Properly handle supplementary characters when saving XML files
About a month ago, I posted a pull request on GitHub that should resolve the numerous "reference to invalid character number at line ###" errors that have been posted on the Windows board. Here's the pull request:
What's going on here is that Audacity for Windows (but not Linux and probably not macOS) is saving Unicode supplementary characters (characters greater than U+FFFF) as escaped UTF-16 surrogate pairs, which are illegal in XML. (Supplementary characters include, among other things, many emoji and lesser-used writing systems.) Supplementary characters instead need to be saved either directly or as single 5- or 6-digit codes, which I have confirmed happens on Linux.

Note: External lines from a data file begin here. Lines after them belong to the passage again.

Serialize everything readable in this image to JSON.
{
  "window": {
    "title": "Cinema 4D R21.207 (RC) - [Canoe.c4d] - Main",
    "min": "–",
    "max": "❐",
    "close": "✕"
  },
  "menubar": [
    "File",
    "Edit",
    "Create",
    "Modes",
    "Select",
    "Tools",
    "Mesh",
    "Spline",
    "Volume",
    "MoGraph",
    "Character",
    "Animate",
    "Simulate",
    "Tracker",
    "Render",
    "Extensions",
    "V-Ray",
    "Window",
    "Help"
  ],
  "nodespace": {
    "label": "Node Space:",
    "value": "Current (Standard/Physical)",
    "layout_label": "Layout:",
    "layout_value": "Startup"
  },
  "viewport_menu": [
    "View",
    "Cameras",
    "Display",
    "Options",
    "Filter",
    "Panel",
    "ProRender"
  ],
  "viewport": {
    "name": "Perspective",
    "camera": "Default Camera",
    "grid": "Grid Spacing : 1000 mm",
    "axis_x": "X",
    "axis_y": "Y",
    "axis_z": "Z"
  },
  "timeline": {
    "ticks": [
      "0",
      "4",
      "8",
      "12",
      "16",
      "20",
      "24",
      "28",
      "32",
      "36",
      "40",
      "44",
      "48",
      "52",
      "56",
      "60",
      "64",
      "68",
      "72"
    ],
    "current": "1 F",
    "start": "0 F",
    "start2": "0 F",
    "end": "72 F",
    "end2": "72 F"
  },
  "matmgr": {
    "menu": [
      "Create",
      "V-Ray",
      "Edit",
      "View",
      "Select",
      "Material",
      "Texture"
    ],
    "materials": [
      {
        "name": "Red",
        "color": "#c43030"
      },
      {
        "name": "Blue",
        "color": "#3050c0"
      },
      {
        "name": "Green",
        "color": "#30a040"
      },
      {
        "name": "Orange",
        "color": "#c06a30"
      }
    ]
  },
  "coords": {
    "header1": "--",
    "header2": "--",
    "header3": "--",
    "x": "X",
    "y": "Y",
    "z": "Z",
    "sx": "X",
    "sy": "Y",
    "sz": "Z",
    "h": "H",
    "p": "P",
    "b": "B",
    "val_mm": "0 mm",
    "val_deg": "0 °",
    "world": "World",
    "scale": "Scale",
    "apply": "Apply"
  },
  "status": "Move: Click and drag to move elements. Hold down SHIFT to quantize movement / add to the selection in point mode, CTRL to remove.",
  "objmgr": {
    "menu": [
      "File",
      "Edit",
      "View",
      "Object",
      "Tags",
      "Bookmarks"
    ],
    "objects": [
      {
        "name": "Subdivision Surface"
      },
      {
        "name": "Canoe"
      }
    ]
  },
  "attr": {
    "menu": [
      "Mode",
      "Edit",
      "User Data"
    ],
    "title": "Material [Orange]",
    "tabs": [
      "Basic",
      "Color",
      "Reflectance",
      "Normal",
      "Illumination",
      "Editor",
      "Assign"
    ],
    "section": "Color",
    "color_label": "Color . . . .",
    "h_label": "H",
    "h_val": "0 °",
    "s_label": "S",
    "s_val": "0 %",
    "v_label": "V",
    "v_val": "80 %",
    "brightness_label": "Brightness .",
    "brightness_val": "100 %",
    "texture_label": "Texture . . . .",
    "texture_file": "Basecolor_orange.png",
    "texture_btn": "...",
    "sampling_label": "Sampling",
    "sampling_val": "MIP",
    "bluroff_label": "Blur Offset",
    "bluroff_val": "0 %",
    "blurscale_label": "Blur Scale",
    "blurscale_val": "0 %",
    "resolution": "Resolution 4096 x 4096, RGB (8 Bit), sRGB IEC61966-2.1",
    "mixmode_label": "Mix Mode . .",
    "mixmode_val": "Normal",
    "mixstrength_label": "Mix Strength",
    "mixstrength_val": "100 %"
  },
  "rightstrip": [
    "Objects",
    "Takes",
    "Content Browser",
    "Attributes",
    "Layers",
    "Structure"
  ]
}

The cause of this problem is that Audacity uses wxString, which, at least on Windows*, stores characters as wchar_t, which is 2 bytes (UTF-16) on Windows and 4 bytes (UTF-32) on Linux and macOS. While a 4-byte wchar_t can store any Unicode code point in one unit, a 2-byte wchar_t cannot store supplement characters, so in the latter case such characters are represented as surrogate pairs (U+D800..U+DBFF followed by U+DC00..U+DFFF). However, the GetChar function of wxString doesn't seem to decode surrogate pairs, and Audacity does nothing to handle them in the XMLWriter::XMLEsc function (which is what escapes and filters out certain characters for project files, and is where surrogates are incorrectly being escaped).
My pull request fixes this by detecting surrogate pairs and passing them unescaped to the output string; the surrogate pairs are eventually decoded and the characters they encode are written properly to the project file.